Tech • IA • Crypto
DoorDash is rapidly expanding AI-assisted coding across its workforce, reporting major gains in development speed while rethinking processes, team structures, and software delivery.
DoorDash has rolled out AI coding tools broadly to raise baseline technical fluency across the organization, including non-engineers. Internal adoption has been linked to “massive increases in throughput,” with employees integrating AI into tools like Gmail, Slack, and calendars to improve efficiency. Leadership emphasized that many workers initially viewed AI as simple chat, but adoption surged once practical workflows were demonstrated.
A significant shift occurred between 2025 and early 2026 as newer AI models became सक्षम of handling complex development tasks autonomously. Earlier attempts to ship production code using AI often failed due to setup limitations, but recent tools now allow engineers to successfully deploy features across multiple programming languages. This leap has made AI-driven coding viable at scale.
Developers increasingly rely on AI agents to generate code, with some setting goals to avoid manual coding entirely. Teams often run multiple parallel AI sessions across repositories, using tools like worktrees to prevent conflicts. This shift has introduced new workflows that are faster but more cognitively demanding due to constant context switching.
DoorDash found that compact teams of three to five people move significantly faster with AI. In one case, a migration project previously estimated to require four engineers over a quarter was completed by a single engineer in just three weeks. Other product timelines have been reduced by more than half, demonstrating the leverage AI provides.
Designers and product managers are now contributing directly to production code, supported by AI tools. This integration allows teams to move faster by reducing handoffs, with designers refining interfaces after engineers deliver functional implementations. The company is also encouraging engineers to become more full-stack, reducing reliance on narrow specialization.
Faster coding has exposed inefficiencies in CI/CD pipelines, code reviews, and organizational processes like product and design reviews. DoorDash is investing in AI-powered code review agents and rethinking approval workflows to keep pace with increased output. Security concerns have also grown, prompting parallel investment in AI systems to detect vulnerabilities before deployment.
The company built an internal system called Flux, which provides secure, cloud-based environments for running AI coding sessions. These environments are pre-approved by security teams and power internal tools such as automated code review agents, ensuring compliance while maintaining speed.
Leadership encourages employees to discard outdated approaches and continuously re-evaluate workflows as AI capabilities evolve.
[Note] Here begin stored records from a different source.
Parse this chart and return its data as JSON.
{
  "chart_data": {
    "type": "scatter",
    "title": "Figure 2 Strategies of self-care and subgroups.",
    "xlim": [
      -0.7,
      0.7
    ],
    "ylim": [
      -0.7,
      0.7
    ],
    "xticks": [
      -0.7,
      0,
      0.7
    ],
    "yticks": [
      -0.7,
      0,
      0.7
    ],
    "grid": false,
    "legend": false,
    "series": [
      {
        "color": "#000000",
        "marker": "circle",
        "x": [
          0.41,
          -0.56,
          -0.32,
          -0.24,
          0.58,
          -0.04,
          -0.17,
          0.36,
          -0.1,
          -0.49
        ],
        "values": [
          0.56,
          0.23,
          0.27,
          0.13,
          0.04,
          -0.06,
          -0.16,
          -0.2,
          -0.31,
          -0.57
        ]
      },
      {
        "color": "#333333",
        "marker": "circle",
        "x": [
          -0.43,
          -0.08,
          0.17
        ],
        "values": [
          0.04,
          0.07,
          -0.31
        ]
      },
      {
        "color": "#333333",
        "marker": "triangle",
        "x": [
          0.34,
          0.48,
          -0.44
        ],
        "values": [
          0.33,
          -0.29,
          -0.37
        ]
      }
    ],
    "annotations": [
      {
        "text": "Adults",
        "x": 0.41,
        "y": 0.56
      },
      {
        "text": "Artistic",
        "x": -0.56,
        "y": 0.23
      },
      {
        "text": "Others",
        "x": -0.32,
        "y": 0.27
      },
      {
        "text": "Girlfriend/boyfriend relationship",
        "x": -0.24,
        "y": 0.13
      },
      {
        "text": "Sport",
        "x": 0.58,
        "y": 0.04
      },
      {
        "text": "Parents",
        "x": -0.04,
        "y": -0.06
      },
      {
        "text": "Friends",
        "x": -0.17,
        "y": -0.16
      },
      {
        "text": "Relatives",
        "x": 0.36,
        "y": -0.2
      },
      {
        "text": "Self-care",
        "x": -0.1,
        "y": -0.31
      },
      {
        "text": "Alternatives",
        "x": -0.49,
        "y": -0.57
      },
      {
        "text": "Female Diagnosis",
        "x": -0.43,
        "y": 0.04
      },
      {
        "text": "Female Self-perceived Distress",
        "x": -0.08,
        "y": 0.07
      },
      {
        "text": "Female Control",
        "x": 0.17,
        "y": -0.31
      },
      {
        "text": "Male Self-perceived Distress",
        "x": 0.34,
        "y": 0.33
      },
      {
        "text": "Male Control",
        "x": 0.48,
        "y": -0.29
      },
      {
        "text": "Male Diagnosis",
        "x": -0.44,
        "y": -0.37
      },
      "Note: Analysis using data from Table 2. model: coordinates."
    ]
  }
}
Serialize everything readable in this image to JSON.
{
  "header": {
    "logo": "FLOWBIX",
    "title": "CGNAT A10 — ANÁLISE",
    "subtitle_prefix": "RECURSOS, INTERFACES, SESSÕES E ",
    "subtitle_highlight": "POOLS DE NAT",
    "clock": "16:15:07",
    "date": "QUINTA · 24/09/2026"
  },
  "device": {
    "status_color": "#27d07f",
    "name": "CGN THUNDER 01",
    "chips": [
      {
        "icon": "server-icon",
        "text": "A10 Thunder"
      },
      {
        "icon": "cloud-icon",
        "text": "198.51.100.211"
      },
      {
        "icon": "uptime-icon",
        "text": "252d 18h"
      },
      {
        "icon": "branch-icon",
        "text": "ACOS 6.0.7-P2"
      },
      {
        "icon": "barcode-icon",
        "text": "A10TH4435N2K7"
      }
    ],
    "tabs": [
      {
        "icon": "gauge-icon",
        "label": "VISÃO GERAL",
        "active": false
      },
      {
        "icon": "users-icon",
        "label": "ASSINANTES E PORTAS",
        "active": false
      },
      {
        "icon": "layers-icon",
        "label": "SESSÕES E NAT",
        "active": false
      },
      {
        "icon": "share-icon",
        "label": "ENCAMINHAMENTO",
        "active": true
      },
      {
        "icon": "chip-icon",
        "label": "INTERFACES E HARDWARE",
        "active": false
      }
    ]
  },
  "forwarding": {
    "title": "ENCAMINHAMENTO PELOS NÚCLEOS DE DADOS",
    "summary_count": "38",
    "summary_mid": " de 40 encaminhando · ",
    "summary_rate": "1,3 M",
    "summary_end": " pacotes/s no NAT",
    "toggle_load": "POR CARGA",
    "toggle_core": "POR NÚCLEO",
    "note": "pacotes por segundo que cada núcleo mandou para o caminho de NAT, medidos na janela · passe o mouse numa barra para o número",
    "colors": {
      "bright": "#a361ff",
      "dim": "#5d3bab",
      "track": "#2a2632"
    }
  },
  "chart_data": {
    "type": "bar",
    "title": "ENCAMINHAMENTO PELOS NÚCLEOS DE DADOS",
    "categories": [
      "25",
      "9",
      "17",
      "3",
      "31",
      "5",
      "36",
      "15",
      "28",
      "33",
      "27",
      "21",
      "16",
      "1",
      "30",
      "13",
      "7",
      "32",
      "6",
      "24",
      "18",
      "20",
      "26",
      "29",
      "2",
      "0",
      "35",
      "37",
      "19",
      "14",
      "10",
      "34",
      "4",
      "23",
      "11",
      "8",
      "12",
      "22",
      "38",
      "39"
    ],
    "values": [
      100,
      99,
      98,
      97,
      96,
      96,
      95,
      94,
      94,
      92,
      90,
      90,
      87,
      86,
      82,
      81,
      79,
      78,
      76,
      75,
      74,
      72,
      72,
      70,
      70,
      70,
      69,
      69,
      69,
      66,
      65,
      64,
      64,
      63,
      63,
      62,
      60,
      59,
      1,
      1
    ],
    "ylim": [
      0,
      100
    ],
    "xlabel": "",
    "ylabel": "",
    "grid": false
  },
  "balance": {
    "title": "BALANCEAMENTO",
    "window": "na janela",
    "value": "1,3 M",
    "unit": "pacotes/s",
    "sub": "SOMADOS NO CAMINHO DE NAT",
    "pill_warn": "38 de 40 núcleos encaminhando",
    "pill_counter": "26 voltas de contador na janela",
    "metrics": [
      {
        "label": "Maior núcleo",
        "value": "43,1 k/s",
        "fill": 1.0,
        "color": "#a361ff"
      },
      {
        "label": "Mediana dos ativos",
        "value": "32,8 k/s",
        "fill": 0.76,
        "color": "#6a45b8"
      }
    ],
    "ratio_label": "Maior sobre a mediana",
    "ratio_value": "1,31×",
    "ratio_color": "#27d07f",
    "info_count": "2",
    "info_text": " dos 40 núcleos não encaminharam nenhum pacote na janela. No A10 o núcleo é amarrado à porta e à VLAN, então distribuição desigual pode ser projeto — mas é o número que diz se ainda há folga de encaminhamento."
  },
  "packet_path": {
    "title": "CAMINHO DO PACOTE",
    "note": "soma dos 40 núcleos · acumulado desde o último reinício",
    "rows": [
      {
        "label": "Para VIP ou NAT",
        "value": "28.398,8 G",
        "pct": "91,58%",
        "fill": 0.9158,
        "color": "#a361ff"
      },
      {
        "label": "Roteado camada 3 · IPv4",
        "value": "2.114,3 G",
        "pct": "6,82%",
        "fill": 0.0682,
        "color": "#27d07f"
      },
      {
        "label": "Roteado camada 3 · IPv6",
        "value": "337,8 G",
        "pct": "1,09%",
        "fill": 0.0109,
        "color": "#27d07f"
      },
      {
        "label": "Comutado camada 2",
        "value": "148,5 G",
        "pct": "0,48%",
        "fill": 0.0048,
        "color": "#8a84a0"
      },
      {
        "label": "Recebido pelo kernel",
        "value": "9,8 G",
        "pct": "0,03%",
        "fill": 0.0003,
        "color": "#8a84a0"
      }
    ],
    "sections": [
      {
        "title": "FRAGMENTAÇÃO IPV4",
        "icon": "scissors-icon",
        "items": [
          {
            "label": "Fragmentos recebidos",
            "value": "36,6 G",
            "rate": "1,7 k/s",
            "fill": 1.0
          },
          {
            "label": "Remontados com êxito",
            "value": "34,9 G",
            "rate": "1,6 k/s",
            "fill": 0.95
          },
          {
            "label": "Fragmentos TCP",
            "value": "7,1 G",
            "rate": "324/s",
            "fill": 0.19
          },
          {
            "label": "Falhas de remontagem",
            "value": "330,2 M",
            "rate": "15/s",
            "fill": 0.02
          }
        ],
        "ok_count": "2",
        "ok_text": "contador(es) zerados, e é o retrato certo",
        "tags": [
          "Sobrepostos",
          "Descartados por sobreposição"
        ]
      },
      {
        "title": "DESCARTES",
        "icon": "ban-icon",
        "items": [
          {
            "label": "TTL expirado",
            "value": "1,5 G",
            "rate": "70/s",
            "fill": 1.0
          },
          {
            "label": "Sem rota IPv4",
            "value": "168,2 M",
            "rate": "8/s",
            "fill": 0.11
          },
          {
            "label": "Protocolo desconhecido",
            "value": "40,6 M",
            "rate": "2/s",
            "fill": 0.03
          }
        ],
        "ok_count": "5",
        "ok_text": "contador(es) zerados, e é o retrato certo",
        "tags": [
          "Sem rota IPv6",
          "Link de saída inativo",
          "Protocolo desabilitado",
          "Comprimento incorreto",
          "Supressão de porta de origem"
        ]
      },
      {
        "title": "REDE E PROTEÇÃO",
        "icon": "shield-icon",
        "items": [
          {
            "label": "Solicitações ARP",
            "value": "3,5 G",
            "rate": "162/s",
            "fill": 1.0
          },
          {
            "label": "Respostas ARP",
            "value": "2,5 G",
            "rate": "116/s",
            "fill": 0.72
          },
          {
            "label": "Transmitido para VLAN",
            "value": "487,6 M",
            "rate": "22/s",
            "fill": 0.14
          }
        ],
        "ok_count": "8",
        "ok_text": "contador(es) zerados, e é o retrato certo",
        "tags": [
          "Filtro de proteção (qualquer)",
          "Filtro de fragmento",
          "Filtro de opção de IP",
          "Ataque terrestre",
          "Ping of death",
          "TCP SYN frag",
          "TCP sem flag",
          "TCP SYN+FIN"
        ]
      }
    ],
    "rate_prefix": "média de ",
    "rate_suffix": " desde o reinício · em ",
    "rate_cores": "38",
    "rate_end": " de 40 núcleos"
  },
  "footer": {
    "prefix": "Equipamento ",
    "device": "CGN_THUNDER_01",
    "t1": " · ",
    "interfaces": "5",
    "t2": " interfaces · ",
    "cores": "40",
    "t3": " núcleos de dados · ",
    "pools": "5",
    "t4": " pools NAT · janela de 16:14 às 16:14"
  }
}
Teams are urged to document both successes and failures in written artifacts, which can be shared across the organization and reused by AI systems. Identifying “AI champions” within departments has helped drive grassroots adoption.
For engineering, success is tracked through code throughput and faster delivery timelines. However, the ultimate metric is how quickly customer-facing features reach production. In non-engineering roles, ROI remains exploratory, with focus on both incremental productivity gains and targeted automation of high-impact workflows.
Executives and engineering leaders are encouraged to use AI tools directly to understand their impact and guide teams effectively. This approach helps address resistance and aligns leadership with the rapid transformation of technical workflows.
DoorDash’s experience shows that AI-driven development is not just increasing coding speed but forcing a broader transformation of teams, processes, and organizational design to fully realize its benefits.